我慢を知る

コリントⅡ 11.1-6

仲間同士比べ合って自らを誇ることは愚かである(10.12)。パウロはそれと知りながら「自分は論敵(偽使徒)のように限度を超えて利己的な想いから誇っていない」と、これまた結局比べてしまっていることを自覚しながら「少しばかりの愚かさ」を自白している。そして自分のその愚かさを我慢してくれているコリントの人々の忍耐に心を寄せている(11.1)。

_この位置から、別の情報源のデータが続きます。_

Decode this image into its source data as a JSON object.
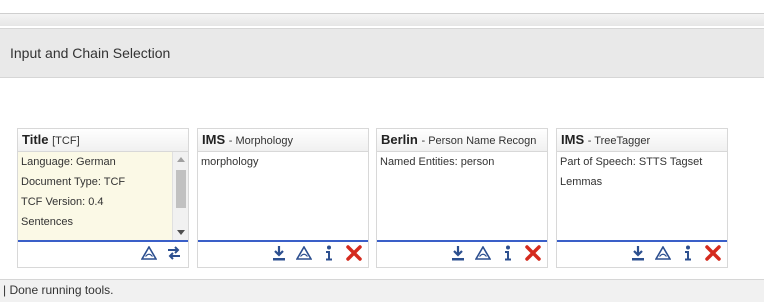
{
  "section": {
    "title": "Input and Chain Selection"
  },
  "cards": [
    {
      "name": "Title",
      "subtitle": "[TCF]",
      "lines": [
        "Language: German",
        "Document Type: TCF",
        "TCF Version: 0.4",
        "Sentences"
      ],
      "icons": [
        "warning-icon",
        "swap-icon"
      ]
    },
    {
      "name": "IMS",
      "subtitle": "- Morphology",
      "lines": [
        "morphology"
      ],
      "icons": [
        "download-icon",
        "warning-icon",
        "info-icon",
        "remove-icon"
      ]
    },
    {
      "name": "Berlin",
      "subtitle": "- Person Name Recogn",
      "lines": [
        "Named Entities: person"
      ],
      "icons": [
        "download-icon",
        "warning-icon",
        "info-icon",
        "remove-icon"
      ]
    },
    {
      "name": "IMS",
      "subtitle": "- TreeTagger",
      "lines": [
        "Part of Speech: STTS Tagset",
        "Lemmas"
      ],
      "icons": [
        "download-icon",
        "warning-icon",
        "info-icon",
        "remove-icon"
      ]
    }
  ],
  "status": {
    "text": "| Done running tools."
  },
  "colors": {
    "accent": "#3a5fc8",
    "remove": "#d42a1e",
    "icon": "#2c4f8f",
    "input_bg": "#fbf9e6"
  }
}
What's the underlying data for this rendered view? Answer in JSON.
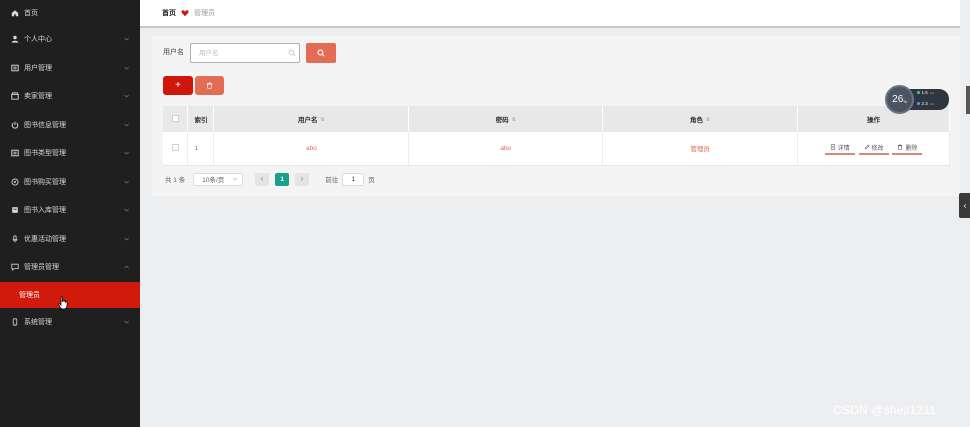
{
  "sidebar": {
    "items": [
      {
        "label": "首页",
        "icon": "home-icon",
        "has_arrow": false
      },
      {
        "label": "个人中心",
        "icon": "user-icon",
        "has_arrow": true
      },
      {
        "label": "用户管理",
        "icon": "grid-icon",
        "has_arrow": true
      },
      {
        "label": "卖家管理",
        "icon": "store-icon",
        "has_arrow": true
      },
      {
        "label": "图书信息管理",
        "icon": "power-icon",
        "has_arrow": true
      },
      {
        "label": "图书类型管理",
        "icon": "grid-icon",
        "has_arrow": true
      },
      {
        "label": "图书购买管理",
        "icon": "compass-icon",
        "has_arrow": true
      },
      {
        "label": "图书入库管理",
        "icon": "box-icon",
        "has_arrow": true
      },
      {
        "label": "优惠活动管理",
        "icon": "mic-icon",
        "has_arrow": true
      },
      {
        "label": "管理员管理",
        "icon": "chat-icon",
        "has_arrow": true,
        "expanded": true
      }
    ],
    "active_sub": "管理员",
    "last_item": {
      "label": "系统管理",
      "icon": "phone-icon"
    }
  },
  "breadcrumb": {
    "home": "首页",
    "current": "管理员"
  },
  "search": {
    "label": "用户名",
    "placeholder": "用户名",
    "value": ""
  },
  "toolbar": {
    "add_label": "+"
  },
  "table": {
    "headers": {
      "index": "索引",
      "username": "用户名",
      "password": "密码",
      "role": "角色",
      "actions": "操作"
    },
    "rows": [
      {
        "index": "1",
        "username": "abo",
        "password": "abo",
        "role": "管理员"
      }
    ],
    "actions": {
      "detail": "详情",
      "edit": "修改",
      "delete": "删除"
    }
  },
  "pagination": {
    "total": "共 1 条",
    "page_size": "10条/页",
    "current_page": "1",
    "goto_label": "前往",
    "goto_value": "1",
    "page_unit": "页"
  },
  "widget": {
    "percent": "26",
    "percent_unit": "%",
    "up": "1.5",
    "up_unit": "K/s",
    "down": "2.3",
    "down_unit": "K/s"
  },
  "watermark": "CSDN @sheji1211",
  "colors": {
    "accent_red": "#d0160c",
    "soft_red": "#e26c54",
    "sidebar_bg": "#1f1f1f",
    "teal": "#1aa08c"
  }
}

パウロの愛は忍耐(我慢)でありこの忍耐は信じて待つ(望む)ものである(コリントⅠ 13.7)。主イエスは愛について右の頬を打つなら左の頬をも向けなさい(マタイ5.39)、と教えられた。右の頬をも向けよとは殴り返すという結論に急がないという意味を含んでいる。ガンジーやキングの非暴力は、結論を急がず信じて待つ愛であった
キリスト者はこの愛の実践に挑戦しつつ、その不完全さの前に自らの弱さを知る。日々、忍耐できない、我慢できない限界の前で打ちひしがれる。人間は我慢したことに敏感であるが、我慢してもらっている事には鈍感である。パウロは自分の愚かさに対するコリントの人々の我慢に心を寄せている。
イエス・キリストの神は私たちを信じて待っていて下さる(我慢して下さる)神である。キリスト者は神が私たちを愛して下さっている事を覚えて隣人を愛していく。同じく、神が私たちに我慢して下さっている事に気づくように、私に対する隣人の我慢(忍耐・愛・信じて待ってくれていること)に気づいていくキリスト者でありたいと思う。